For condo and apartment balconies, we recommend containers: pots, window boxes, hanging baskets. You name it!
For people with real estate, even a small townhouse backyard, you can grow a lot of food if you have enough sunshine. Minimum 6 hours of sun per day for most edibles. The notable exceptions are leafy greens: lettuce, mint, arugula etc.
Producing food in raised beds has several advantages (with more detail below):
1. No need to remove existing soil to plant/sow
2. Sun radiates into the soil much more quickly than at-grade gardens resulting in faster maturing crops.
3. You control the quality of the soil going in
4. Less stooping: easier access to the soil and plants.
5. Easier to weed.
Tara Nolan is the author of the book, “Raised Bed Revolution”. She is our friend and is a wonderful authority on the subject. Things have changed in the business of gardening over recent years to the extent that a comprehensive new book on this topic is indeed welcome.
It’s the perfect time of year to be handy and build something to plant up.
There are myriad reasons to build a raised bed for your veggies or ornamentals. Tara offers 12 pages of reasons. Some of our favourites include:
– Season extension. Start earlier, harvest later. Soil in raised beds warms more quickly in spring. With a glassed-in structure around a raised bed or using white remay cloth the season extends for several weeks.

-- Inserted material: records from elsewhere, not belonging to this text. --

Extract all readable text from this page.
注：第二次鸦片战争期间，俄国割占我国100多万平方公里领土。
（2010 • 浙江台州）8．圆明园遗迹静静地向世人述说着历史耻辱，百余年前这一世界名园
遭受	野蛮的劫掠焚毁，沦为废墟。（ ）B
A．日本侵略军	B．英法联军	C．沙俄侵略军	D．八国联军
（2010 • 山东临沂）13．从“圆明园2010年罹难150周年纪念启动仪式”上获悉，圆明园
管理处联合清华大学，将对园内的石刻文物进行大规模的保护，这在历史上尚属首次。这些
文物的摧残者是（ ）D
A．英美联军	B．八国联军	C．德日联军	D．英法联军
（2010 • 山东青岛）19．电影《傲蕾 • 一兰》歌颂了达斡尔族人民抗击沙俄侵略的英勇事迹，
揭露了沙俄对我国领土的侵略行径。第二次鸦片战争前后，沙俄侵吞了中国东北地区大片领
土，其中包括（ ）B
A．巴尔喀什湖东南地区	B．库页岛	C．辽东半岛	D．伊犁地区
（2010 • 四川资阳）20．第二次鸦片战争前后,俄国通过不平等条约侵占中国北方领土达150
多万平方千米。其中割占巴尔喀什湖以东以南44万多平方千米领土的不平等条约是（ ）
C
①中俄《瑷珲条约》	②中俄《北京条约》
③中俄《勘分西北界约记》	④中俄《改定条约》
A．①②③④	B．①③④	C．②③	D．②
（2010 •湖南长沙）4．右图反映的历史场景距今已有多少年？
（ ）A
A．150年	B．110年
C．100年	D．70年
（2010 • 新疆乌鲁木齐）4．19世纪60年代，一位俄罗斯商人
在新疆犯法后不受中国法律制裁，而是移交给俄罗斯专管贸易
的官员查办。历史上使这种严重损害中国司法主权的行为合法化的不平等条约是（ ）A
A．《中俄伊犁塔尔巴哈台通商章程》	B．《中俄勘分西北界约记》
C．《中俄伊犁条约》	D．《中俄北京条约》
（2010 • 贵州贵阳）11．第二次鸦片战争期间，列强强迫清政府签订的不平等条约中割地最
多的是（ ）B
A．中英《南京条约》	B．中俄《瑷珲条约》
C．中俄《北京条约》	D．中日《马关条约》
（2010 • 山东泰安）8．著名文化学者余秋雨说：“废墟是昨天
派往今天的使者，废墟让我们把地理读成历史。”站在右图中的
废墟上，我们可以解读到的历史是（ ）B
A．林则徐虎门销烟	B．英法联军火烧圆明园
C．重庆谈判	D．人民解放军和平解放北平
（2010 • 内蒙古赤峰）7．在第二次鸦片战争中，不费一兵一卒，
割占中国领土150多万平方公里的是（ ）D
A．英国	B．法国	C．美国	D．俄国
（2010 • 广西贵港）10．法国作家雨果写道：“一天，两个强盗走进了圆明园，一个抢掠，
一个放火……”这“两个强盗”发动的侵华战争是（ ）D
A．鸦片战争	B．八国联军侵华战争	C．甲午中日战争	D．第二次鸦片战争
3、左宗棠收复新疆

– Control soil quality. People frequently ask, “What do I do with clay soil?” When we tell them that they have to dig it out about 30 to 40 cm deep and replace with 50 to 60 cm of new triple mix, they are never happy. When you build a raised bed in your yard, you do not have to dig down and remove soil. Fill the raised bed with the best quality, weed free soil that you can get your hands on.
– Accessibility. Some of the most handsome and practical raised bed gardens that we have seen are designed for wheelchair gardeners. While attending a special event, at Wind Reach Farms [a horse farm and garden dedicated to the needs of disabled children] in Ashburn Ontario recently, Mark saw the most remarkable raised bed gardens designed for this purpose. Be sure to design a wheelchair garden with a ‘wrap around’ feature for plants on the left and right-hand side and with a shelf for shallow rooted plants that allows the gardener to ‘belly up’ to the garden with their legs safely nested under it.
There are caveats to the raised-bed phenomena. They expose roots of winter hardy plants to excess cold in the depth of winter. We recommend choosing plants that are hardy to at least one planting zone above your own. A zone 6 Toronto garden demands that container-grown winter hardy plants are hardy to zone 5. You get the idea.
Raised beds tend to dry more quickly than ground level beds. This can be good as it decreases the likelihood of over watering, which is the root of 90% of all plant problems. But you do have to be vigilant about watering especially during hot, dry weather. The answer to this is to mulch the soil heavily with finely ground up cedar bark mulch or clean straw (more on this in a later story).
This book is a thorough treatise on the subject, and we are delighted that a well-known Canadian writer has produced it. The back third of the book provides many ‘do it yourself’ raised bed projects. And this is the perfect time of year to dig in and build some of them.
Raised Bed Revolution.
Build it, fill it, plant it….Garden Anywhere!